An ode to a blog
- Cindy
- Jan 31, 2022
- 4 min read
Updated: Mar 20, 2022
I am very fond of this blog. As I have come to learn, there is a certain joy in creation, and there is a certain sense of creation in writing, which I had not discovered until I started this blog. What started as a pandemic project has now blossomed into a personal project that I hope to continue in the years to come, at which time I hope the pandemic will be long over and I will have many adventures to document. I have often said jokingly (but only half-jokingly) to friends that maybe in another completely unrealistic past life, it would have been nice to be a vagabond writer living in a small Parisian flat, sipping coffee in tiny cups and carrying fresh baguettes under one arm and dusty old books in the other. Sure, a part of that mental image would unfortunately involve me being a struggling, starving artist, because naturally, all good writers (at least the ones I've made up in my mind) must suffer for their craft. But despite this shortcoming I think it's still a nice idea to entertain, the idea that somewhere out there, people spend their lives writing because nothing else comes close to being better.
And yet, my best writing comes when I write as if I am not a writer, which I arguably am not, and which I never have been. I have no readers to cater to, no critics to impress. There is minimal need for backspace key. I can write in the self-indulgent way that Neruda did when he penned the words
Tonight I can write the saddest lines. Write, for example, “The night is starry and the blue stars shiver in the distance.”
Or I can play at alliteration acrobatics, as Nabokov did when he wrote the brilliant first lines to a novel I could not will myself to finish:
"My sin, my soul. Lo-lee-ta: the tip of the tongue taking a trip of three steps down the palate to tap, at three, on the teeth."
Or of course, I can also just be an absolute shit writer and not be able to come up with any of this genius, and I would still enjoy myself immensely for the pure joy of hearing my keyboard make their clickety clack sound as they are now, making me want to continue typing and thus use long words like ostentatious and idiosyncratic, whose meaning I only pretend to know.
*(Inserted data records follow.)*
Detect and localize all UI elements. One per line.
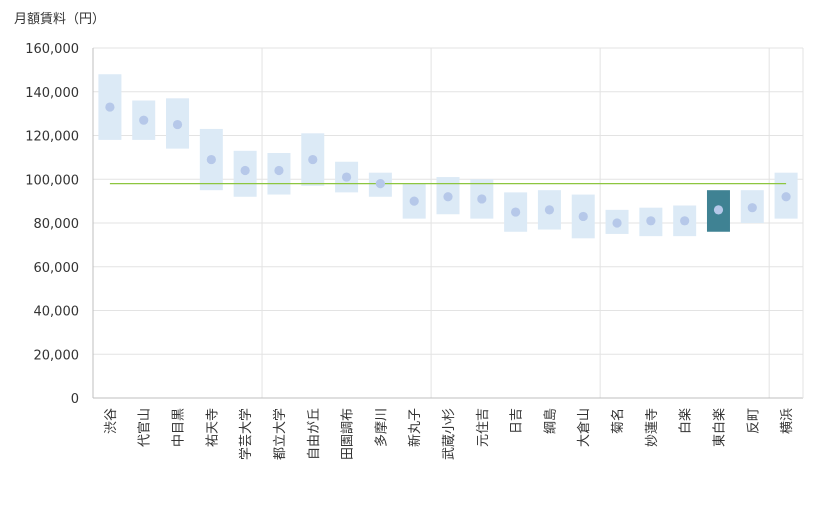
category-label: 田園調布 (341, 408, 356, 460)
mean-dot (544, 205, 555, 215)
mean-dot (578, 211, 588, 222)
mean-dot (781, 192, 791, 202)
mean-dot (409, 196, 419, 206)
mean-dot (274, 165, 284, 176)
category-label: 日吉 (510, 408, 525, 434)
mean-dot (477, 194, 487, 204)
y-axis-title: 月額賃料（円） (14, 12, 106, 27)
category-label: 代官山 (137, 408, 153, 447)
y-tick-label: 100,000 (25, 173, 79, 188)
mean-dot (375, 179, 385, 189)
category-label: 横浜 (780, 408, 795, 434)
y-tick-label: 20,000 (34, 348, 80, 363)
y-tick-label: 60,000 (34, 261, 80, 276)
category-label: 祐天寺 (205, 408, 220, 447)
category-label: 元住吉 (476, 408, 491, 447)
category-labels: 渋谷 代官山 中目黒 祐天寺 学芸大学 都立大学 自由が丘 田園調布 多摩川 新丸子 武蔵小杉 元住吉… (104, 408, 795, 460)
mean-dot (646, 216, 656, 226)
category-label: 渋谷 (104, 408, 119, 434)
category-label: 菊名 (610, 408, 626, 434)
y-tick-label: 140,000 (25, 86, 79, 101)
category-label: 白楽 (678, 408, 694, 434)
category-label: 武蔵小杉 (442, 408, 457, 460)
category-label: 妙蓮寺 (645, 408, 660, 447)
mean-dot (747, 203, 757, 213)
category-label: 中目黒 (172, 408, 187, 447)
mean-dot (612, 218, 622, 228)
category-label: 多摩川 (373, 408, 389, 447)
range-bars (98, 74, 798, 239)
category-label: 新丸子 (407, 408, 423, 447)
y-ticks: 0 20,000 40,000 60,000 80,000 100,000 120,000 1… (25, 42, 79, 407)
mean-dot (511, 207, 521, 217)
mean-dot (308, 154, 318, 165)
category-label: 綱島 (543, 408, 558, 434)
mean-dot (206, 154, 216, 165)
y-tick-label: 80,000 (34, 217, 80, 232)
y-tick-label: 120,000 (25, 130, 79, 145)
mean-dot (713, 205, 724, 215)
mean-dot (443, 192, 453, 202)
mean-dot (172, 119, 183, 130)
category-label: 反町 (746, 408, 761, 434)
y-tick-label: 160,000 (25, 42, 79, 57)
mean-dot (139, 115, 149, 125)
category-label: 大倉山 (577, 408, 592, 447)
category-label: 学芸大学 (238, 408, 254, 460)
mean-dot (341, 172, 352, 182)
mean-dot (105, 102, 115, 112)
category-label: 都立大学 (272, 408, 288, 460)
y-tick-label: 0 (71, 392, 79, 407)
mean-dot (240, 165, 250, 176)
mean-dots (105, 102, 791, 228)
axis-lines (92, 48, 804, 399)
y-tick-label: 40,000 (34, 305, 80, 320)
group-separators (261, 48, 770, 398)
category-label: 東白楽 (711, 408, 727, 447)
category-label: 自由が丘 (307, 408, 322, 460)
mean-dot (680, 216, 690, 226)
But what I mean to say is that, tonight, I will not be writing the saddest lines, or take a tumble towards a teeter totter of dissonant consonants. Tonight I am writing because I feel quite nothing at all, and have been for quite some time. And that is a feeling in itself. Put simply, I am perfectly satisfied. (Every time I say this, I am reminded of my best friend Sarah who made fun of me in Grade 10 and repeatedly years later, for going to our science teacher with a test that I was not happy with, getting two bonus marks and then announcing to him "I am satisfied", clearly still not pleased) ((Also I have come realize that Sarah is the only best friend I mention in this blog (the only best friend that matters, she may point out (Hi Sarah)) and yet I still continue to introduce her each time as if she was a new character)) Blah! That was too many brackets within brackets (aka. bracket inception), but may I redirect you to the first rule of blogging that we just discussed, that's right, no rules.
I really do mean it when I say that I have absolutely no clue what I am headed with this blog entry. I think that what I intended to do was to discover the fun in writing again, because lately I felt like I could only write when I was struck with major inspiration or over-cliched emotion or a sense of struggle, where there was none to be found. I am satisfied, as we've already established, and yet, I wrote with urgency, trying to chase after words that needed to be pinned down, because I thought that only then did have writing have meaning or deserve to be read. Even in my last entry, I wrote about trying to frantically pen down a feeling that was quickly eluding me, when really, it was already gone. I mean this is not my first time reaching this kind of impasse, last time, it took a blog post where I ranted about a single word: "Turpentine" to snap me out of it. I realized then as I realized now that I enjoy writing too much to be limited by what I feel deserves to be written about or what would sound nice to read, instead of what I feel like writing in that very moment. I am not a struggling writer in a Parisian flat, and I am surely not a Nabokov or Neruda. I am not a writer. I can write selfishly and force no one to listen. And the thought of this is immensely liberating, to write for oneself and oneself only.